Aquella lejana tarde, el profesor se hallaba en casa. Escuchaba la radio. Afuera nevaba. A través del cristal observaba cómo caían pequeños copos, de nieve, lentamente, dibujando en el aire un paisaje indescriptible. El frío penetraba por todos sitios, a pesar de tener los radiadores encendidos y no el comedor muy grande. Escuchó primero algunas voces, luego una interminable ráfaga de disparos y más tarde la música militar ocupó por entero la estancia, y un dolor intenso recorrió su cuerpo de arriba a abajo. Supo entonces que la vida valía muy poco. El nerviosismo se apoderó de él.
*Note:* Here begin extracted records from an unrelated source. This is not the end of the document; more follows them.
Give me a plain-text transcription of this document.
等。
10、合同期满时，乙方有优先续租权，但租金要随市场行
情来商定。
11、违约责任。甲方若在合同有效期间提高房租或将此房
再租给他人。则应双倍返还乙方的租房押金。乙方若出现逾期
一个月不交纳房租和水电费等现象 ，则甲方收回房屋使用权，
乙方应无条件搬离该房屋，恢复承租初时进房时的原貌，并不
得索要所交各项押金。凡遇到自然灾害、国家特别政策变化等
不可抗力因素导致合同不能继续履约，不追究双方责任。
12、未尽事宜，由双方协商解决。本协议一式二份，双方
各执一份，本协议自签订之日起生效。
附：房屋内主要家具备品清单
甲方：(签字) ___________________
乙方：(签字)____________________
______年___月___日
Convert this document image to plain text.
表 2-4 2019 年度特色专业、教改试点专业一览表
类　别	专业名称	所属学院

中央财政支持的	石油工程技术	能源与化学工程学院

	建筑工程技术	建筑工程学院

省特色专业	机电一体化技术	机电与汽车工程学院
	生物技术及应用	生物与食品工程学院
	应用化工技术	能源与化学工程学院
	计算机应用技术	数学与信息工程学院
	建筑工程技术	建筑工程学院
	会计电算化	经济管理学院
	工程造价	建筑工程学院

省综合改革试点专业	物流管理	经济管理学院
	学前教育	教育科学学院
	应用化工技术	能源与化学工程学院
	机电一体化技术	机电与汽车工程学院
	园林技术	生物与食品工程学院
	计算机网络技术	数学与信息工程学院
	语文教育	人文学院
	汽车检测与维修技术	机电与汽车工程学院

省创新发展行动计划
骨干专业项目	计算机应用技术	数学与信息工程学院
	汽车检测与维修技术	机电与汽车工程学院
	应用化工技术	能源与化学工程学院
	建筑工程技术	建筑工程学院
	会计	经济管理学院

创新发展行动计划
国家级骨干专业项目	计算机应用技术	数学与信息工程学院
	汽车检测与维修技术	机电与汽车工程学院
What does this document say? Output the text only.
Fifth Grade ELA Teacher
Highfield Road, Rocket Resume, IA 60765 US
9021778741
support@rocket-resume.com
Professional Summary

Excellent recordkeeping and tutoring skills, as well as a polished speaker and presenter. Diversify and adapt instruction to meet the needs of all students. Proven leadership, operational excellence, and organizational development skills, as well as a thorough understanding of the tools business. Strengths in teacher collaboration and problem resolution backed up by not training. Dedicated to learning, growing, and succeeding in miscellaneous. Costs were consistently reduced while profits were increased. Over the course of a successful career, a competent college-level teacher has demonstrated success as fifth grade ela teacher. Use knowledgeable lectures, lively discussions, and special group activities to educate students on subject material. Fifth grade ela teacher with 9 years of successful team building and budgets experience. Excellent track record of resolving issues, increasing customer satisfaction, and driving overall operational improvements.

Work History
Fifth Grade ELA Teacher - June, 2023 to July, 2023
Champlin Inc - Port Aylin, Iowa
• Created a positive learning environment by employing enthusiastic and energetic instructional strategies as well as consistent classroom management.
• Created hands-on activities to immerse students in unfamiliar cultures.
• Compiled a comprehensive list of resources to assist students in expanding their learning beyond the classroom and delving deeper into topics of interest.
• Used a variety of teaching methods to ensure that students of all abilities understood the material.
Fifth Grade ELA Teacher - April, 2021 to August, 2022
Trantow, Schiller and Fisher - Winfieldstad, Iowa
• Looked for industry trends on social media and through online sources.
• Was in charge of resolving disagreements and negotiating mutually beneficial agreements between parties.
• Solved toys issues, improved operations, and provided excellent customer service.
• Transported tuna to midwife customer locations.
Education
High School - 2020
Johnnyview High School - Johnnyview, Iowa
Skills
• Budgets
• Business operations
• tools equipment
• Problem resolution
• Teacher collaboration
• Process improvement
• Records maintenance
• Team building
Durante el tiempo que duró la carrera había estado comprometido con el movimiento estudiantil y fue un agitador nato, un defensor de causas perdidas. La vida –pensó- vuelve a estar en manos del ejército: los tanques en la calle, los dimes y diretes de un lado para otro, la urgencia de la palabra era decisiva: unos esperaban órdenes, otros las daban sin más, y en aquel desaguisado, la tristeza y el miedo volvió a instalarse en todos los hogares.
En cada casa la radio se convirtió en principio y fin de la propia existencia, también de la del profesor y su familia. Todo parecía retroceder muy rápidamente a un tiempo de oscuridad y silencios, a un mundo demoníaco y salvaje, aterrador. El profesor miraba a su esposa de soslayo e intentaba aparentar una calma inexistente. A partir de entonces las cosas cambiaron radicalmente, en lo más profundo de su ser sintió la desolación y la angustia de quien se sabe perdido en un inmenso bosque.
Después del tiempo transcurrido, nada más y nada menos que treinta años, la herida sangra aún, y el recuerdo, una radio: Radio Tristeza.